In a letter to the commission on December 2, Sarma had said: “I have tried scanning the website of the Election Commission of India (ECI) to ascertain whether the Commission has received and registered my two letters and whether it has taken any action. To my utmost disappointment, the Commission’s website makes no mention of the same, nor does it indicate the status of action.
“It is equally disappointing that I should gather information from news reports on the action said to have been taken by the Commission, the response of the Gujarat election authorities and so on.
“As a constitutional body, the ECI is a ‘public authority’ as defined in Section 2(h) of the Right to Information Act, 2005 (RTIA) and is required to make suo motu disclosures of important matters of public interest, as required in Section 4 of the RTIA.”
The Election Commission’s CVigil Portal — on which most complaints of model code of conduct (MCC) violations could be tracked during the 2019 polls — no longer offers such information.
It merely allows voters to lodge complaints and track their own plaints.
During the 2019 general election, complaints lodged against Prime Minister Narendra Modi stayed mysteriously invisible on the portal.
Then election commissioner Ashok Lavasa — who reportedly objected to the clean chits given to Modi and then BJP president Shah on complaints of poll code violations in 2019 — later quit to join the Asian Development Bank.

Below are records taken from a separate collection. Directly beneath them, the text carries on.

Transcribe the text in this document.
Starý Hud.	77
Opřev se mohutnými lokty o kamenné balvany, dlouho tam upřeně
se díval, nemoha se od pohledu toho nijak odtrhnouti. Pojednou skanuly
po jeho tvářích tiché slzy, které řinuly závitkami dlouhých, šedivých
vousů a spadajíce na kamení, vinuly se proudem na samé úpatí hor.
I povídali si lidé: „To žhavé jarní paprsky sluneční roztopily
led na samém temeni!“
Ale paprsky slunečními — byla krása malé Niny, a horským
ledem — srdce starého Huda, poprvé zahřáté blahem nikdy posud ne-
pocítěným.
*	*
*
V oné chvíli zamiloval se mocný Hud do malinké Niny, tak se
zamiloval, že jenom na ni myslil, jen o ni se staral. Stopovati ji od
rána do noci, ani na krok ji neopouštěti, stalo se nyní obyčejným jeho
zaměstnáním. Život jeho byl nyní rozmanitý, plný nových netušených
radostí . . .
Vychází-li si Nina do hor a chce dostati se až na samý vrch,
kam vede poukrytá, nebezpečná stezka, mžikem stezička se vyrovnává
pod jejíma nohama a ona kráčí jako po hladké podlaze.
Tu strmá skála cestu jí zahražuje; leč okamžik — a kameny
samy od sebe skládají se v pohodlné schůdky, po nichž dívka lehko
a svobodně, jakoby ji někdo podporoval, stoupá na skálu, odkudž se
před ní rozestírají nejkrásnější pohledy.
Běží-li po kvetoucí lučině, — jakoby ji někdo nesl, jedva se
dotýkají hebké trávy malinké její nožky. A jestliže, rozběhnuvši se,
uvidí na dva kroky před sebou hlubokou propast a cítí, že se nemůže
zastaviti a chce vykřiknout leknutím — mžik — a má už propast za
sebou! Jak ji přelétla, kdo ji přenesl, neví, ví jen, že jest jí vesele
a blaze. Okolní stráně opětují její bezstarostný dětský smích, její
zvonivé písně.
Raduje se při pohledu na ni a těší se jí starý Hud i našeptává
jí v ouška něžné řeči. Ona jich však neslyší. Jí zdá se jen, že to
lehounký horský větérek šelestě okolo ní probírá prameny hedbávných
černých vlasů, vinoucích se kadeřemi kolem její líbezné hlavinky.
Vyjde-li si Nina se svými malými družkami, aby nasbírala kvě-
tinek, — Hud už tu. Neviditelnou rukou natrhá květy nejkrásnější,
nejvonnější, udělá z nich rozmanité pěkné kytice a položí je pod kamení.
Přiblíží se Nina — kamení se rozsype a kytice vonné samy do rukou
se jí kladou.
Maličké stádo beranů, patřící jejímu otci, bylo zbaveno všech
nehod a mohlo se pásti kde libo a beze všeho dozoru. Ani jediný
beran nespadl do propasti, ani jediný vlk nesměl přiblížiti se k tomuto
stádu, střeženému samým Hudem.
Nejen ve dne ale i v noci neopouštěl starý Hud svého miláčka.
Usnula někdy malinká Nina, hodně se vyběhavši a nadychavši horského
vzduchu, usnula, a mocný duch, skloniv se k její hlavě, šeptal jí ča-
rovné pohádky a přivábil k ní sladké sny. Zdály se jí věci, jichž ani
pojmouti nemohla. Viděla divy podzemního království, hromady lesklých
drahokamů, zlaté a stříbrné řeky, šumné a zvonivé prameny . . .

In its latest edition, CPM organ People’s Democracy said: “There is nothing to check the poisonous communal propaganda.
It has become normalised because of the failure of the Election Commission to intervene and act against repeated violations of the model code of conduct in previous Assembly elections and the Lok Sabha elections of 2019 when Narendra Modi and Amit Shah were the culprits.”
The commission’s current concern is the low voter turnouts in urban areas.
Almost all urban seats in Gujarat and Himachal Pradesh saw turnouts that were lower than before and below the state average.
“The old Systematic Voters’ Education and Electoral Participation (SVEEP) has reached its saturation point,” the commission official said.
“We will soon be unveiling a new SVEEP that reaches out to those who do not vote rather than repeatedly engaging those who already vote. Specifically, we want to reach out to migrants, city dwellers, the youth and those in the knowledge industry — which are segments of society where voting is perceived to be low.”
Currently, district officials implement the SVEEP through public advertisements and a whole range of events like bicycle rallies, dance programmes and recorded messages that play before telephone calls are placed. Often, local sponsors are involved.
The commission official said that more than half the electorate had now linked their voter cards with the Aadhaar system, which would help the poll panel identify voters who are registered in more than one place.